Составы композиции доставляют человеку любыми фармацевтически подходящими средствами введения. Различные системы доставки известны и могут использоваться для введения композиции любым общепринятым путем. Предпочтительно, композиции по настоящему изобретению вводятся системно. Для системного применения варианты связанного с альбумином фактора VII/VIIa по настоящему изобретению составлены для парентеральной (например, внутривенной, подкожной, внутримышечной, интраперитонеальной, внутрицеребральной, внутрилегочной, внутриносовый или трансдермальной) или для энтеральной (например, оральной, вагинальной или ректальной) доставки в соответствии с общепринятыми методами. Наиболее предпочтительным путем является внутривенное введение. Составы могут вводиться непрерывно путем вливания или путем болюсной инъекции. Некоторые составы охватывают системы медленного высвобождения.
Модифицированные биологически активные полипептиды слитого с альбумином фактора VII/VIIa по настоящему изобретению вводятся пациентам в терапевтически эффективной дозе, что означает дозу, которая достаточна, чтобы оказать желаемые эффекты, что приводит к предотвращению или ослаблению тяжести или распространения состояния или показания, в отношении которых осуществляется лечение, без достижения дозы, которая вызывает невыносимые неблагоприятные побочные эффекты. Точная доза зависит от многих факторов, таких как, например, показание, состав и способ введения, и она должна определяться в преклинических и клинических испытаниях для каждого соответствующего показания.
Фармацевтическая композиция по настоящему изобретению может вводиться сама по себе или совместно с другими терапевтическими средствами. Эти средства могут быть включены как часть того же самого фармацевтического продукта.
Различные продукты по настоящему изобретению являются полезными в качестве лекарственных средств. Соответственно, настоящее изобретению относится к фармацевтической композиции, содержащей полипептид слитого с альбумином фактора FVIIA/IIa, как описано здесь, полинуклеотид по настоящему изобретению или плазмиду или вектор по настоящему изобретению.

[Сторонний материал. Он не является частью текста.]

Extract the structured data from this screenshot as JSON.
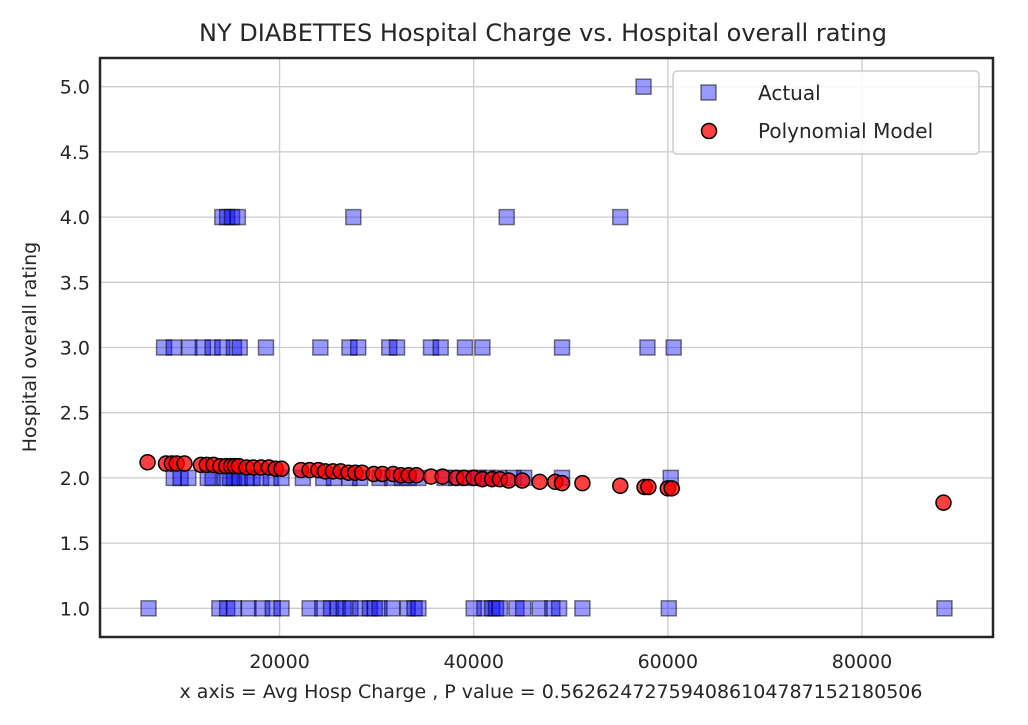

Модифицированные ДНК по настоящему изобретению могут также быть интегрированы в вектор переноса для применения в генной терапии человека.
Другим аспектом настоящего изобретения является применение полипептида связанного с альбумином фактора FVII/VIIa, полинуклеотида по настоящему изобретению, плазмиды или вектора по настоящему изобретению, или клетки-хозяина по настоящему изобретению для производства лекарственного средства для лечения или предотвращения нарушений свертываемости крови. Нарушения свертываемости крови включают, без ограничения, гемофилию A. В другом варианте осуществления настоящего изобретения лечение включает генную терапию человека.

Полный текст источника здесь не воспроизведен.